As we drove along the Israeli border, one of the members of my tour group got a new message on his PDA. It was from his service provider. "Welcome to Palestine!" it said.
As one of the Class of 2009 Shapiro Fellows (gratuitous linkage here), I knew that this trip to Israel was going to be very different than any traveling I’d done before. The program focuses on professional development, and each of the 12 fellows was paired up with an Israeli "mentor" in their career field. In addition to the work component, the trip included Jewish education and meeting with Israeli peers. While "meeting Israeli peers" could be code for "go out and get drunk with cute soldiers" on other trips, but on this one it included spending time with the members of an education-focused kibbutz called Kibbutz Eshbal, working with activists who help the country’s growing refugee population, and learning to do traditional Ethiopian dancing at a center that helps new Ethiopian immigrants get accustomed to Israeli life.
However, by far the most dramatic component of the trip was our interaction with people who, depending on who you ask, are called either Arab Israelis or Palestinians (note: I am using the term "Palestinians" because the people I met identified themselves as such). We spent a morning touring an elementary school in Kfar Kassem, an Arab village not far from Tel Aviv that was the site of a shooting of civilians in 1956 when the IDF imposed a curfew on the town and were ordered to shoot violators. Even though the "Kfar Kassem Massacre" happened more than fifty years ago, residents of the town cannot erase it from their memories, and a large memorial in town lists the name of the people who died that day. I must admit that I thought the residents of Kfar Kassem would spend their day lecturing us or accusing 20something American Jews for complicity with something that happened before they were born, but that was not the case. Instead, once we finished our tour and had some time to sit with various teachers and school faculty, all they wanted to do was tell us their life stories – which included everything from getting graduate degrees in Hebrew Literature to being harassed by the police on the way to class to teaching at majority-Jewish Israeli schools and using their job as a way to discuss peace with students. Although the day left me with more questions than answers, I was really glad to take part in an Israel trip that was about more than just floating in the Dead Sea and buying Judaica on Ben Yehuda.
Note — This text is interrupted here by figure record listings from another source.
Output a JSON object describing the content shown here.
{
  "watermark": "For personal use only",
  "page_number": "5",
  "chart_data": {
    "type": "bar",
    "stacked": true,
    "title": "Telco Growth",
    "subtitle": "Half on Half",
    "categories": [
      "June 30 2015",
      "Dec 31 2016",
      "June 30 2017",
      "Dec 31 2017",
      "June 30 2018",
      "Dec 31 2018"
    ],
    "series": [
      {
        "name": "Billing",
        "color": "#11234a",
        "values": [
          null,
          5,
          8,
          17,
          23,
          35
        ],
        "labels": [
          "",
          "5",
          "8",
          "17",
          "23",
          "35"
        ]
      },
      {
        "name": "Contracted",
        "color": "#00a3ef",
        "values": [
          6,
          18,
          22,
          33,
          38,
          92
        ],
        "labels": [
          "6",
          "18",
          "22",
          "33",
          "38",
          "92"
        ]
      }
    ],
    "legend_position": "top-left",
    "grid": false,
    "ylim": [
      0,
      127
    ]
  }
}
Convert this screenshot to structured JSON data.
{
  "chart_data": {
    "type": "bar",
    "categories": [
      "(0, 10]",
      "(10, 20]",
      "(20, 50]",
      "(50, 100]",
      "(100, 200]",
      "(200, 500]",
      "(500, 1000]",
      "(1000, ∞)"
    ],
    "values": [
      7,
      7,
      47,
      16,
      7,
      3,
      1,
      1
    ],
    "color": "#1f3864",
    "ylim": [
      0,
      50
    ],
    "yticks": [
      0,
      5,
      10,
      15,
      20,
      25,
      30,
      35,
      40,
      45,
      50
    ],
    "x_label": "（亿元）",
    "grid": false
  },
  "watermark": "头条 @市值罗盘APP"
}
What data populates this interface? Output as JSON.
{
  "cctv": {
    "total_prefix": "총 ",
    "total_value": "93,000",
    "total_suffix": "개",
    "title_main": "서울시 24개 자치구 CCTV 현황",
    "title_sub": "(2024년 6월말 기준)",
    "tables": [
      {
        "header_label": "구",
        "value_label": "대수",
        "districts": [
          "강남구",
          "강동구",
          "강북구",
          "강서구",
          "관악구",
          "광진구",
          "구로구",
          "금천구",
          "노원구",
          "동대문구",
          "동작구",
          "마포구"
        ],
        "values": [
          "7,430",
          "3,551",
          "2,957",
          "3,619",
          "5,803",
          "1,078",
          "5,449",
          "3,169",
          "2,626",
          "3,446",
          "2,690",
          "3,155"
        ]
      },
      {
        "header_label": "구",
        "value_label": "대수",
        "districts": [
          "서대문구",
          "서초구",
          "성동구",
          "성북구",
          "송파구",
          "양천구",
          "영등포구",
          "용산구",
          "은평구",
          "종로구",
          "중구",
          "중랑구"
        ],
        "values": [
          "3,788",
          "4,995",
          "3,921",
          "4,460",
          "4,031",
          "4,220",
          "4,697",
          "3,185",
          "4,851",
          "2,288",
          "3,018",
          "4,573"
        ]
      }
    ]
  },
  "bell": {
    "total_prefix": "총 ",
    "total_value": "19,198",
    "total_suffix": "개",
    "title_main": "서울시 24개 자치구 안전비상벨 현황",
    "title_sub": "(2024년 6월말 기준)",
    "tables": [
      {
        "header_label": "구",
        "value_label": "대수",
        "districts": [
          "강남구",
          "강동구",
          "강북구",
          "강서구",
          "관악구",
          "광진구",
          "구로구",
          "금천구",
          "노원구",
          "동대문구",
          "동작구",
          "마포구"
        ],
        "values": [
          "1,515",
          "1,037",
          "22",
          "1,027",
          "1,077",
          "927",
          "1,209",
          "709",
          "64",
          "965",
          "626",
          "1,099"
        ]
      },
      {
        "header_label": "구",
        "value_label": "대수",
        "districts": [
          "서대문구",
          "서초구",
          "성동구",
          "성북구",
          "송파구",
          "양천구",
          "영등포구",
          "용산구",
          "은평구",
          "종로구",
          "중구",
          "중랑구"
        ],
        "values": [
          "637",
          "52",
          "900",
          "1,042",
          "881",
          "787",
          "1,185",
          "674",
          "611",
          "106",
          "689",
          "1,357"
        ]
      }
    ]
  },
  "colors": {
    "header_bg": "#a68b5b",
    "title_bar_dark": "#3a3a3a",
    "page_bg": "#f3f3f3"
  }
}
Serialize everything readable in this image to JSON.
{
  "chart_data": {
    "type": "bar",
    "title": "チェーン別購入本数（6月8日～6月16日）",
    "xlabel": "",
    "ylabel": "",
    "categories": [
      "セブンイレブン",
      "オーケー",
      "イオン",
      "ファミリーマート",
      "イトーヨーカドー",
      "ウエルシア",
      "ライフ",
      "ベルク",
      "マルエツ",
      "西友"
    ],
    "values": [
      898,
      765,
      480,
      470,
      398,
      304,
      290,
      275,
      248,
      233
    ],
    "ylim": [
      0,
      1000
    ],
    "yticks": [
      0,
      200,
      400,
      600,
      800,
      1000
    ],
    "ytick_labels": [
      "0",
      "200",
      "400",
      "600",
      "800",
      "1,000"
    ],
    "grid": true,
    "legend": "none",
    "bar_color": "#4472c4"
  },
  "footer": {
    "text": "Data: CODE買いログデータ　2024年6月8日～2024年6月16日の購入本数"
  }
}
My thoughts about the benefits of Jewish/Muslim interaction stood a greater test a few days later, when the Fellows met with several residents of a predominantly Arab neighborhood in East Jerusalem. Both sides were encouraged to ask each other frank, honest questions, but soon tensions got so heated that several people walked out or threatened to do so. I’ve never been the kind of person who enjoys arguing (my boyfriend’s exact words are "allergic to conflict"), and that day in East Jerusalem made me incredibly uncomfortable. For awhile, I wished I’d never taken part in the program or at least skipped that day’s event. On a micro level, the events of that day (a shouting match between one of the Fellows and one of the Palestinians, an uncomfortable amount of "you people"s, etc) gave me some tiny sense of what it must be like for the people who work toward peace and conflict resolution every day. As an American who has the privilege of simply reading news about Israel in the morning newspaper or online and then going back to my regular daily routine, it was jarring to see the conflict on a more intimate level.
Ultimately, though, I’m glad that I stuck out the experience in East Jerusalem and didn’t bail as soon as people started to disagree with each other. It’s dangerous to send tour groups to Israel, let them meet with a couple of pre-screened Palestinians, take a couple of pictures of everyone holding hands, and then let everyone come home thinking peace is just so darn easy and why can’t we all get along. Letting tourists treat the conflict like an Afterschool Special doesn’t help anyone – instead, it boils the conflict down into a dumb show, yet another souvenir that somebody can take home along with their Evil Eye charm bracelet. If peace was as easy as showing up somewhere, holding hands, and posing for photos together, we would have achieved it by now. The truth is that peace is harder than that, and I commend the Fellowship for giving me a chance to experience it on a more visceral level, even though it’s certainly not something I ever would have done on my own. I’m still confused about where I stand politically and what I think needs to be done, but I’d rather feel this way about it than come home and think I personally solved the war and politicians are so stupid for not having figured it out by now.
Now that the Fellowship is over and I’m back home, I still have my experiences in Kfar Kassem and East Jerusalem burned into my memory. Even though I made some great new friends and had plenty of positive experiences to balance out the more challenging ones, I’m really glad I got the chance to see the conflict from multiple perspectives. It’s frustrating to have even more questions now than I did before my trip, but it’s better than thinking I have all the answers.